Physical exercise regularly, especially aerobic exercises, weight-bearing, and stretching activities and the weight loss coupled with the other methods is also essential. The patient should avoid smoking helps with reducing the severity of hot flushes. Hypnosis and acupuncture are rare methods but are effective in combination with others. She also needs to be informed about her blood pressure levels and the lifestyle changes needed for managing it. Monitoring of her blood pressure should be taught to this patient. Counseling on regular screening for cervical and breast malignancy should be done. Yearly mammography and pap smear are recommended for such patients. Follow up and regular visits should be scheduled for this patient (Avis et al., 2019).

References

Avis, N. E., Levine, B. J., Danhauer, S., & Coeytaux, R. R. (2019). A Pooled Analysis of Three Studies of Non-Pharmacological Interventions for Menopausal Hot Flashes. Menopause (New York, NY), 26(4), 350.
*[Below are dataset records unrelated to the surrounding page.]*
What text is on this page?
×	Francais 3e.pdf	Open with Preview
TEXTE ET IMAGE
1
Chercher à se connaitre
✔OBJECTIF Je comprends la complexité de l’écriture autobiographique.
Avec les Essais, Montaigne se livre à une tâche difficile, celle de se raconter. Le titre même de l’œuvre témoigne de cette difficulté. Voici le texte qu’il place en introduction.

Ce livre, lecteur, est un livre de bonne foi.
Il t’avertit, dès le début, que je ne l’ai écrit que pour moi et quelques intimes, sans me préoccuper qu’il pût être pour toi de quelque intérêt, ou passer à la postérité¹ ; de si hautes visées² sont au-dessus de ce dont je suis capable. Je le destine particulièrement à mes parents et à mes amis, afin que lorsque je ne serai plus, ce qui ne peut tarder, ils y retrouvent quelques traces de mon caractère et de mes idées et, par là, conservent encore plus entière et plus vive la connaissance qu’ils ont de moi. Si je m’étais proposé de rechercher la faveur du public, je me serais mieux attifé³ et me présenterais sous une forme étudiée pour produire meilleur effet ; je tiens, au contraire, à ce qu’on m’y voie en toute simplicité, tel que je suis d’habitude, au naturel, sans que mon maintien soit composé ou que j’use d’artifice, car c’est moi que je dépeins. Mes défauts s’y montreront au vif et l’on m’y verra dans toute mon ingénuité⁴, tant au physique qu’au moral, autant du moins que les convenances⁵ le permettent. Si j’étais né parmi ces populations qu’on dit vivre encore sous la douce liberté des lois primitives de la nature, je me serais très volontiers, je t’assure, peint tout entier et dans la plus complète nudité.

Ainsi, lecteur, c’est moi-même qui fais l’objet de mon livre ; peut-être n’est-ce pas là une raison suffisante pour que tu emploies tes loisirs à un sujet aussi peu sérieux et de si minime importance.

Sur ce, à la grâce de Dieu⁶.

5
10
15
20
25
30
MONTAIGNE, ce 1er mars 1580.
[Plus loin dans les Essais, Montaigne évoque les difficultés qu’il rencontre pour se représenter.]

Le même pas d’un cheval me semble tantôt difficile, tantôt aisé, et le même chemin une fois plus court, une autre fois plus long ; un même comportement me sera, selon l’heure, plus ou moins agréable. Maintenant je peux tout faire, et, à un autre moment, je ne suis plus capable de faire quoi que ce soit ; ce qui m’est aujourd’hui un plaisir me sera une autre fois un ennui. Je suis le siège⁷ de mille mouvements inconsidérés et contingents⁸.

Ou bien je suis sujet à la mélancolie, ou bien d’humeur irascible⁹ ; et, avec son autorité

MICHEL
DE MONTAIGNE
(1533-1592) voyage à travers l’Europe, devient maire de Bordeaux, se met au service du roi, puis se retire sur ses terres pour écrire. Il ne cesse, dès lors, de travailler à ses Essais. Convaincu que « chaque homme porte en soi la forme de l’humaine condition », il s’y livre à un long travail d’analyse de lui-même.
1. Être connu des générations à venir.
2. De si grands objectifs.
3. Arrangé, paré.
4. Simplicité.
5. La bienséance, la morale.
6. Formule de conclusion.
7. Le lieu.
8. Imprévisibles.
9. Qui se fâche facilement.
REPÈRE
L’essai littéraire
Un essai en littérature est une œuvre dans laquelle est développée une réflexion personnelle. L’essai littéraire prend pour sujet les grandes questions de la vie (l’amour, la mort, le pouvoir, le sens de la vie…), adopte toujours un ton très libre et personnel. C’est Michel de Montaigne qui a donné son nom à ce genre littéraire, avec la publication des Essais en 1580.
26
Carroll, D. G., Lisenby, K. M., & Carter, T. L. (2017). Critical appraisal of paroxetine for the treatment of vasomotor symptoms. International journal of women’s health, 7, 615.

Hill, D. A., Crider, M., & Hill, S. R. (2016). Hormone therapy and other treatments for symptoms of menopause. American Family Physician, 94(11), 884-889.

Roberts, H., & Hickey, M. (2016). Managing the menopause: an update. Maturitas, 86, 53-58.

Thurston, R. C., & Joffe, H. (2017). Vasomotor symptoms and menopause: findings from the Study of Women’s Health across the Nation. Obstetrics and Gynecology Clinics, 38(3), 489-501.